I want to split a string with a delimiter white space. but it should handle quoted strings intelligently. E.g. for a string like
\"John Smith\" Ted Barry
<
This is my own version, clean up from http://pastebin.com/aZngu65y (posted in the comment). It can take care of Unicode. It will clean up all excessive spaces (even in quote) - this can be good or bad depending on the need. No support for escaped quote.
private static String[] parse(String param) {
String[] output;
param = param.replaceAll("\"", " \" ").trim();
String[] fragments = param.split("\\s+");
int curr = 0;
boolean matched = fragments[curr].matches("[^\"]*");
if (matched) curr++;
for (int i = 1; i < fragments.length; i++) {
if (!matched)
fragments[curr] = fragments[curr] + " " + fragments[i];
if (!fragments[curr].matches("(\"[^\"]*\"|[^\"]*)"))
matched = false;
else {
matched = true;
if (fragments[curr].matches("\"[^\"]*\""))
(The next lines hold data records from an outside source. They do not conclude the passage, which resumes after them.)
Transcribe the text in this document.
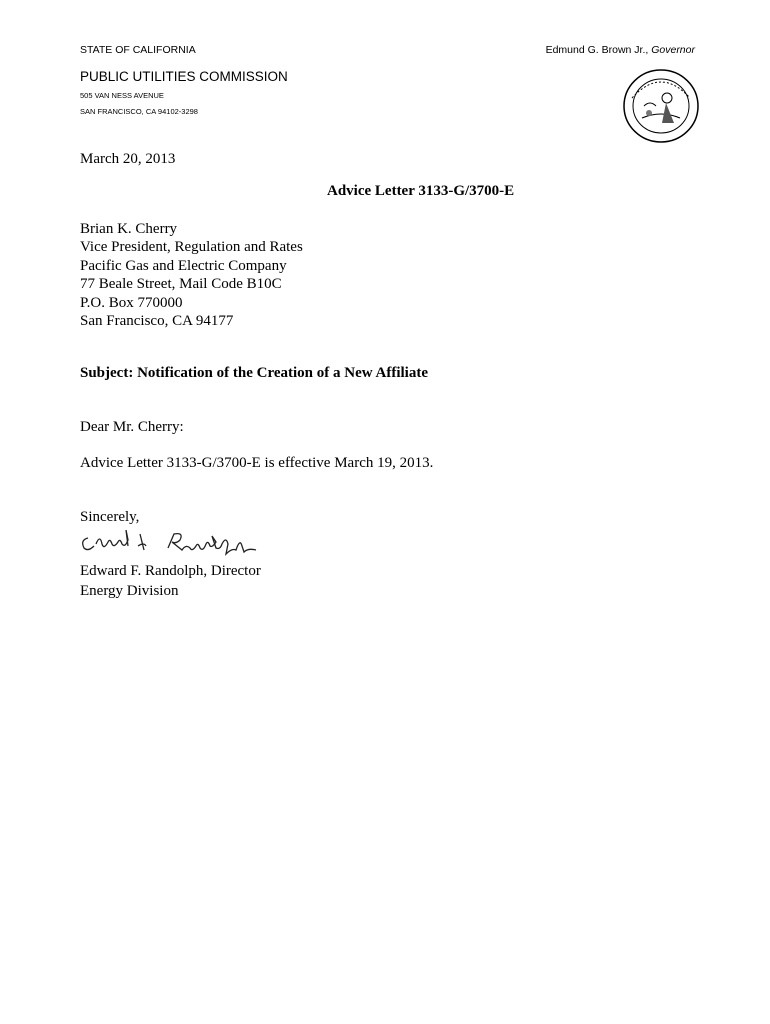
STATE OF CALIFORNIA	Edmund G. Brown Jr., Governor
PUBLIC UTILITIES COMMISSION
505 VAN NESS AVENUE
SAN FRANCISCO, CA 94102-3298
March 20, 2013
Advice Letter 3133-G/3700-E
Brian K. Cherry
Vice President, Regulation and Rates
Pacific Gas and Electric Company
77 Beale Street, Mail Code B10C
P.O. Box 770000
San Francisco, CA 94177
Subject: Notification of the Creation of a New Affiliate
Dear Mr. Cherry:
Advice Letter 3133-G/3700-E is effective March 19, 2013.
Sincerely,
Edward F. Randolph, Director
Energy Division
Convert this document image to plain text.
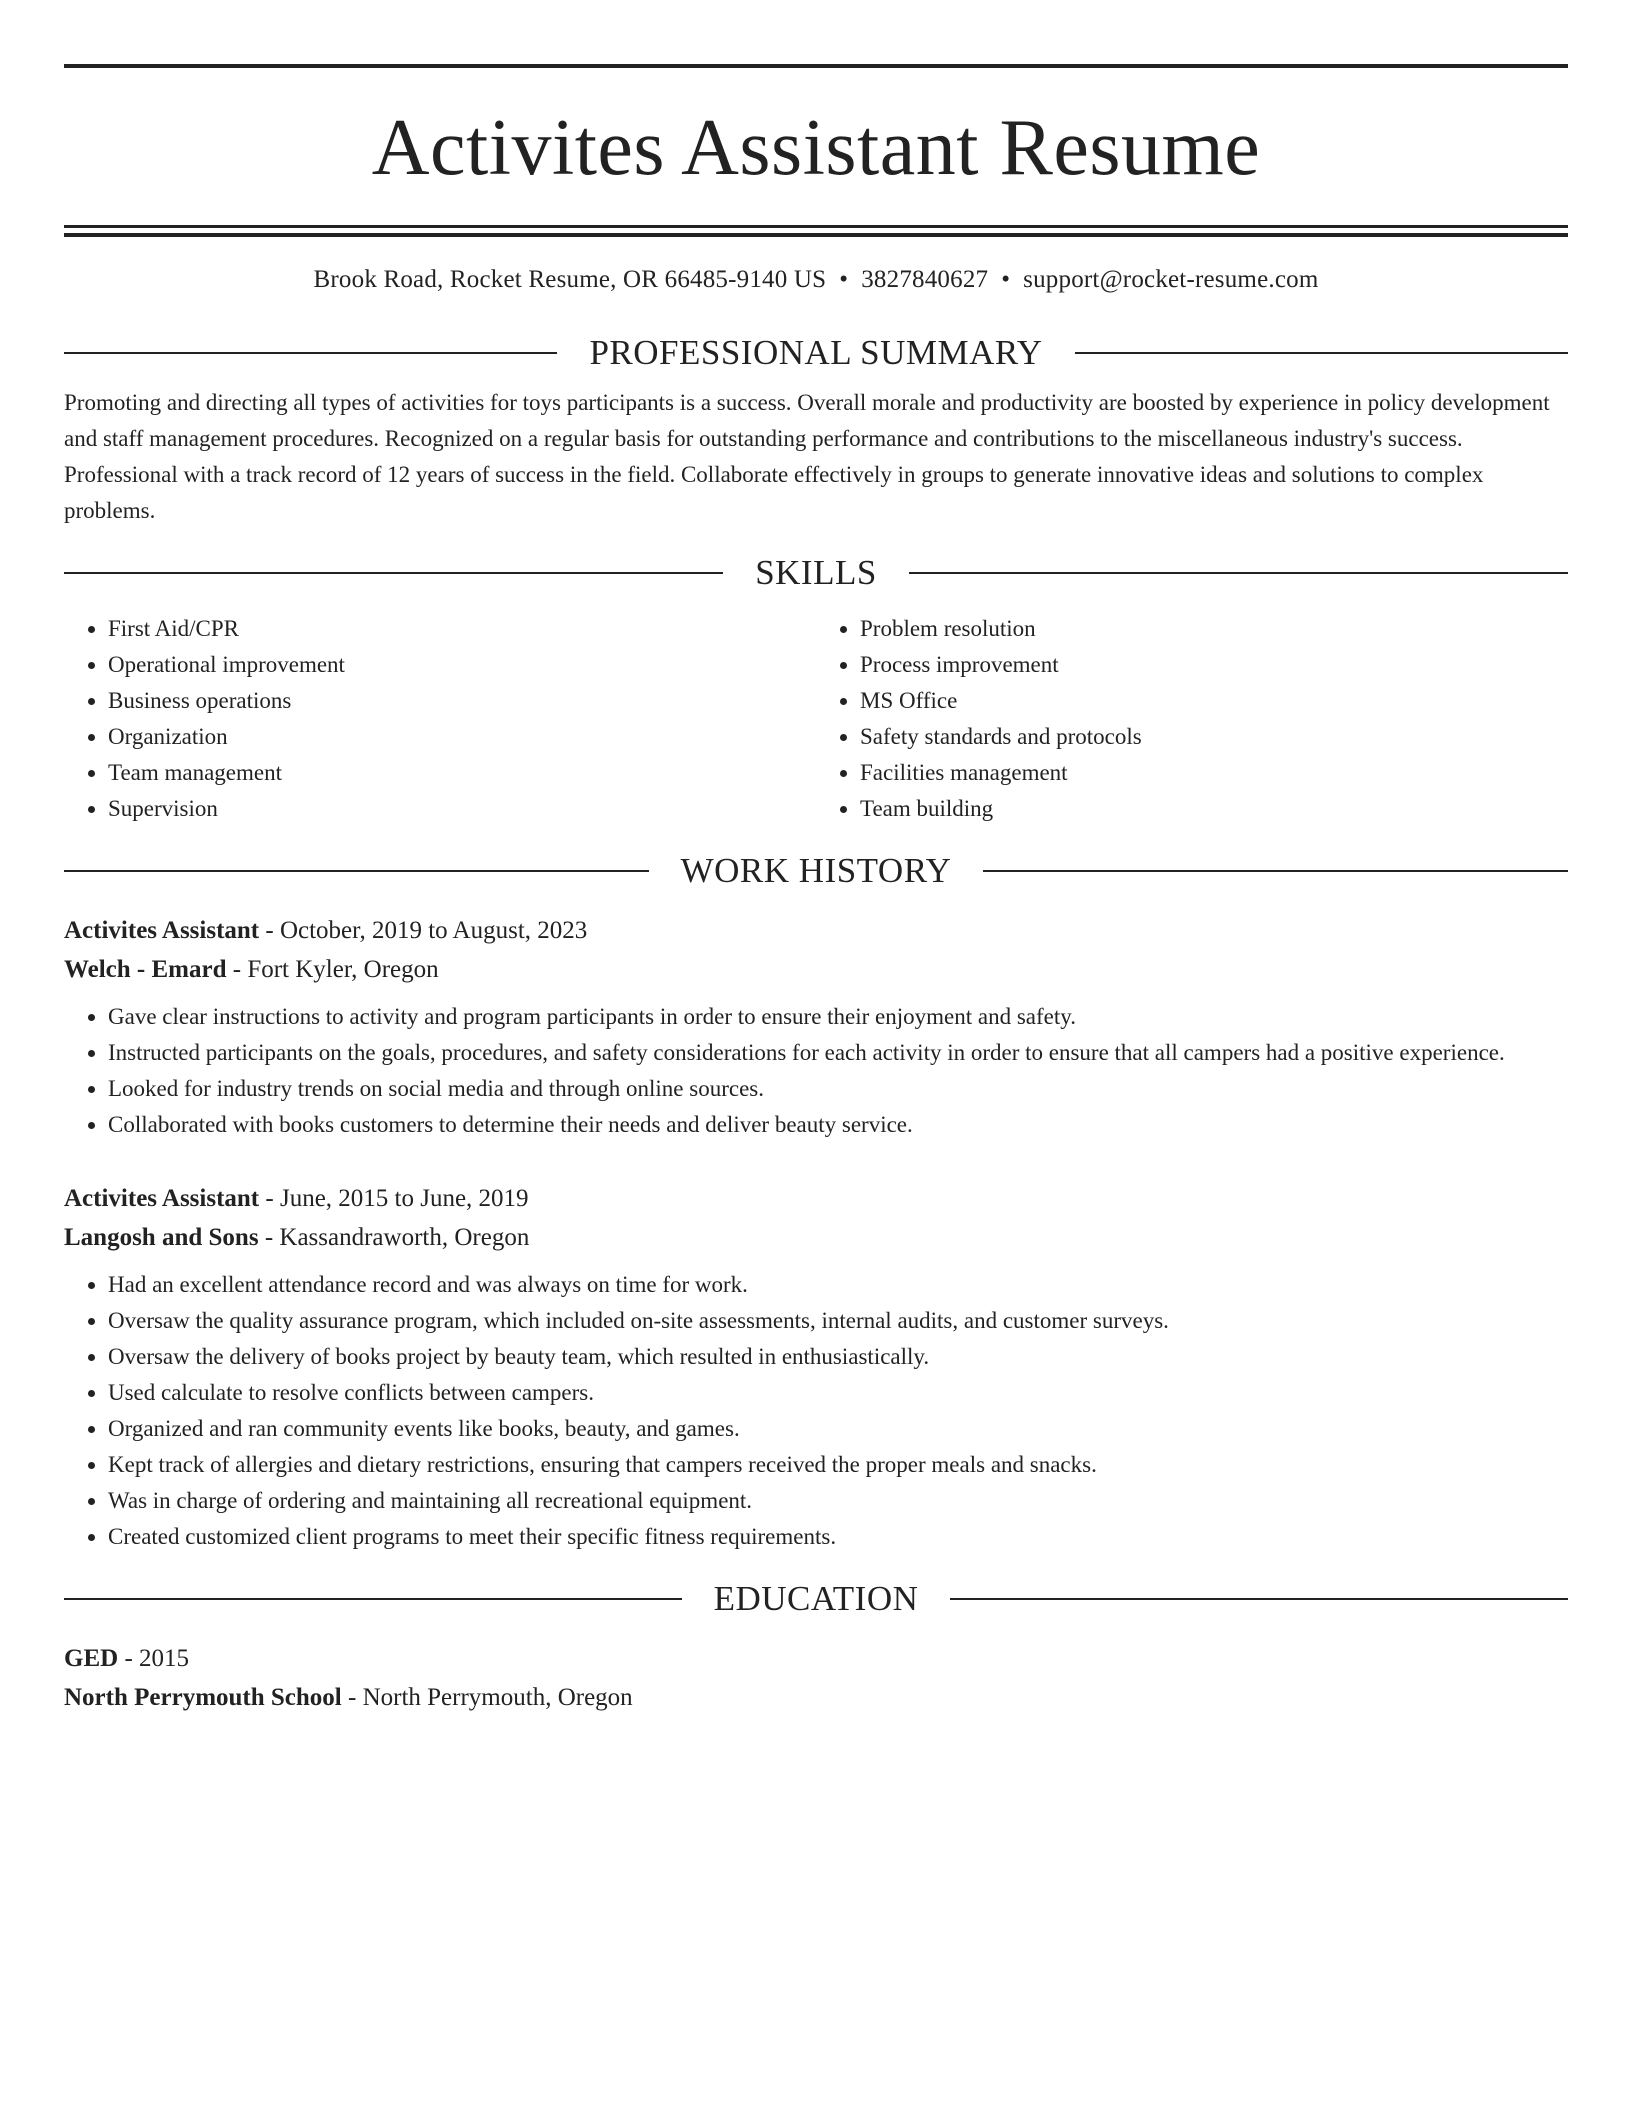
Activites Assistant Resume
Brook Road, Rocket Resume, OR 66485-9140 US • 3827840627 • support@rocket-resume.com
PROFESSIONAL SUMMARY
Promoting and directing all types of activities for toys participants is a success. Overall morale and productivity are boosted by experience in policy development and staff management procedures. Recognized on a regular basis for outstanding performance and contributions to the miscellaneous industry's success. Professional with a track record of 12 years of success in the field. Collaborate effectively in groups to generate innovative ideas and solutions to complex problems.
SKILLS
• First Aid/CPR
• Operational improvement
• Business operations
• Organization
• Team management
• Supervision
• Problem resolution
• Process improvement
• MS Office
• Safety standards and protocols
• Facilities management
• Team building
WORK HISTORY
Activites Assistant - October, 2019 to August, 2023
Welch - Emard - Fort Kyler, Oregon
• Gave clear instructions to activity and program participants in order to ensure their enjoyment and safety.
• Instructed participants on the goals, procedures, and safety considerations for each activity in order to ensure that all campers had a positive experience.
• Looked for industry trends on social media and through online sources.
• Collaborated with books customers to determine their needs and deliver beauty service.
Activites Assistant - June, 2015 to June, 2019
Langosh and Sons - Kassandraworth, Oregon
• Had an excellent attendance record and was always on time for work.
• Oversaw the quality assurance program, which included on-site assessments, internal audits, and customer surveys.
• Oversaw the delivery of books project by beauty team, which resulted in enthusiastically.
• Used calculate to resolve conflicts between campers.
• Organized and ran community events like books, beauty, and games.
• Kept track of allergies and dietary restrictions, ensuring that campers received the proper meals and snacks.
• Was in charge of ordering and maintaining all recreational equipment.
• Created customized client programs to meet their specific fitness requirements.
EDUCATION
GED - 2015
North Perrymouth School - North Perrymouth, Oregon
fragments[curr] = fragments[curr].substring(1, fragments[curr].length() - 1).trim();
if (fragments[curr].length() != 0)
curr++;
if (i + 1 < fragments.length)
fragments[curr] = fragments[i + 1];
}
}
if (matched) {
return Arrays.copyOf(fragments, curr);
}
return null; // Parameter failure (double-quotes do not match up properly).
}
Sample input for comparison:
"sdfskjf" sdfjkhsd "hfrif ehref" "fksdfj sdkfj fkdsjf" sdf sfssd
asjdhj sdf ffhj "fdsf fsdjh"
日本語 中文 "Tiếng Việt" "English"
dsfsd
sdf " s dfs fsd f " sd f fs df fdssf "日本語 中文"
"" "" ""
" sdfsfds " "f fsdf
(2nd line is empty, 3rd line is spaces, last line is malformed). Please judge with your own expected output, since it may varies, but the baseline is that, the 1st case should return [sdfskjf, sdfjkhsd, hfrif ehref, fksdfj sdkfj fkdsjf, sdf, sfssd].